Here's where the US military is going to deploy its most advanced weaponry

Long relegated to the world of science fiction, lasers and rail guns are increasingly appearing in real life.

Rail guns use electromagnets to fire projectiles at supersonic speeds, while lasers fire pure energy bursts.

In 2012, the US Navy test-fired a rail gun for the first time and later announced plans to put one on the guided-missile destroyer USS Zumwalt.

In 2014, the Navy mounted and tested a laser on the USS Ponce, an amphibious transport dock, successfully taking out the engine of a small inflatable boat containing a rocket-propelled grenade.

The USS Ponce. Army photo by Staff Sgt. Ian M. Kummer.

The USS Ponce. Army photo by Staff Sgt. Ian M. Kummer.

More recently, the US Army successfully tested a laser mounted on an Apache helicopter, and the Air Force is planning to put lasers on AC-130s.

Despite these many successful tests, the two weapons aren’t currently operational, Bob Freeman, a spokesman for the Office of Naval Research, told Business Insider, notwithstanding CNN’s recent story claiming that the laser aboard the Ponce is “ready to be fired at targets today and every day by Capt. Christopher Wells and his crew.”

The laser aboard the Ponce is “not the final product,” Freeman said. It is a low-energy laser that has been tested to shoot down drones. If the Ponce is threatened, they’ll still use conventional weapons.

So questions remain about when the weapons will be operational, how they will be used, and which will be used more.
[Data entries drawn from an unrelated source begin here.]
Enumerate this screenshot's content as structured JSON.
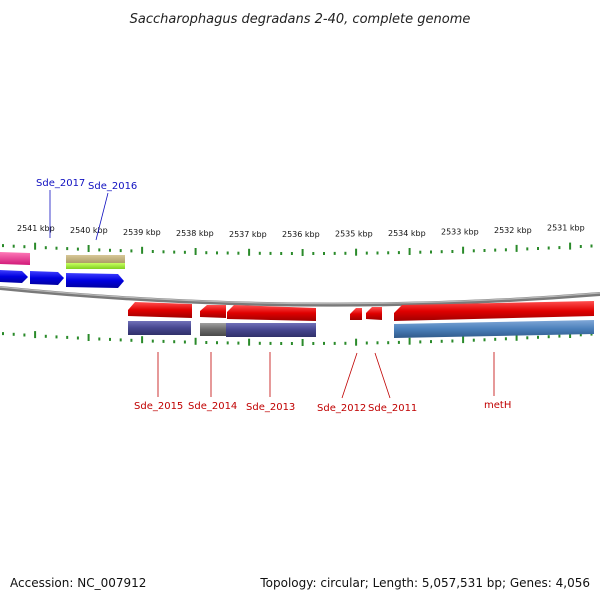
{
  "title": "Saccharophagus degradans 2-40, complete genome",
  "footer": {
    "accession": "Accession: NC_007912",
    "stats": "Topology: circular; Length: 5,057,531 bp; Genes: 4,056"
  },
  "colors": {
    "forward_label": "#1010c0",
    "reverse_label": "#c00000",
    "tick": "#2a8a2a",
    "backbone": "#808080"
  },
  "ticks": [
    {
      "label": "2541 kbp"
    },
    {
      "label": "2540 kbp"
    },
    {
      "label": "2539 kbp"
    },
    {
      "label": "2538 kbp"
    },
    {
      "label": "2537 kbp"
    },
    {
      "label": "2536 kbp"
    },
    {
      "label": "2535 kbp"
    },
    {
      "label": "2534 kbp"
    },
    {
      "label": "2533 kbp"
    },
    {
      "label": "2532 kbp"
    },
    {
      "label": "2531 kbp"
    }
  ],
  "gene_labels": {
    "forward": [
      "Sde_2017",
      "Sde_2016"
    ],
    "reverse": [
      "Sde_2015",
      "Sde_2014",
      "Sde_2013",
      "Sde_2012",
      "Sde_2011",
      "metH"
    ]
  }
}
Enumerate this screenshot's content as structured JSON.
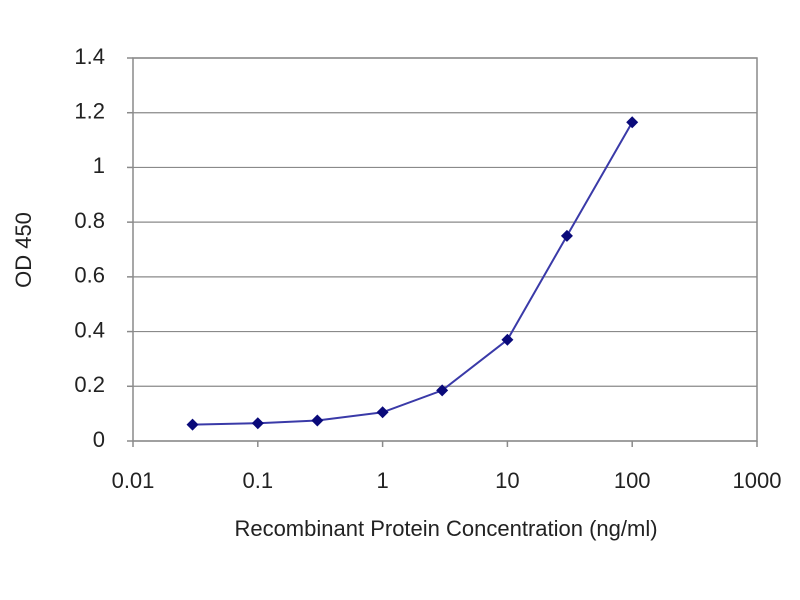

USS Ponce conducts an operational demonstration of the Office of Naval Research-sponsored Laser Weapon System. Navy photo by John F. Williams.

USS Ponce conducts an operational demonstration of the Office of Naval Research-sponsored Laser Weapon System. Navy photo by John F. Williams.

“They both have unique capabilities,” but, Freeman said, “it seems to me you have less options with rail guns.”

Lasers have more capabilities in that they can be set to different energy levels, giving the operators the option to deter or take out targets.

For example, if a US ship perceives an aircraft as a threat, “you can put [the laser] on low-power and scintillate the cockpit” and make the pilot turn around, Freeman said. He wasn’t exactly sure what the enemy pilot would experience but said he or she would see the laser and probably wouldn’t be injured.

USS Ponce conducts an operational demonstration of the Office of Naval Research-sponsored Laser Weapon System. Navy photo by John F. Williams.

USS Ponce conducts an operational demonstration of the Office of Naval Research-sponsored Laser Weapon System. Navy photo by John F. Williams.

Or, if needed, the operators could turn the energy levels up and destroy the enemy target, either by melting precision holes through the craft or “cutting across” it, he said.

High-energy lasers, he added, are “still in development.”

But for larger targets, such as enemy ships, rail guns would probably be the best weapon.

“It packs a punch … and can go through steel walls,” Freeman said.

One of the two electromagnetic railgun prototypes on display aboard the joint high speed vessel USS Millinocket. Navy photo by Mass Communication Specialist 2nd Class Kristopher Kirsop.

One of the two electromagnetic rail gun prototypes on display aboard the joint high speed vessel USS Millinocket. Navy photo by Mass Communication Specialist 2nd Class Kristopher Kirsop.

Once they are both operational, the US military will use them along with conventional weapons, and it’ll take years of evolution for one to make the other, or even conventional weapons, obsolete, Freeman said.

“They both have challenges to go through,” he told Business Insider, including where to get the power needed to fuel them. But they also offer other benefits in addition to their lethality: They’re cheaper and can even be safer for sailors, as they don’t require stores of ammunition that can explode.

As for exact tactics regarding how and when to use rail guns and lasers, the Navy and other branches employing them will decide once they’re operational, Freeman said.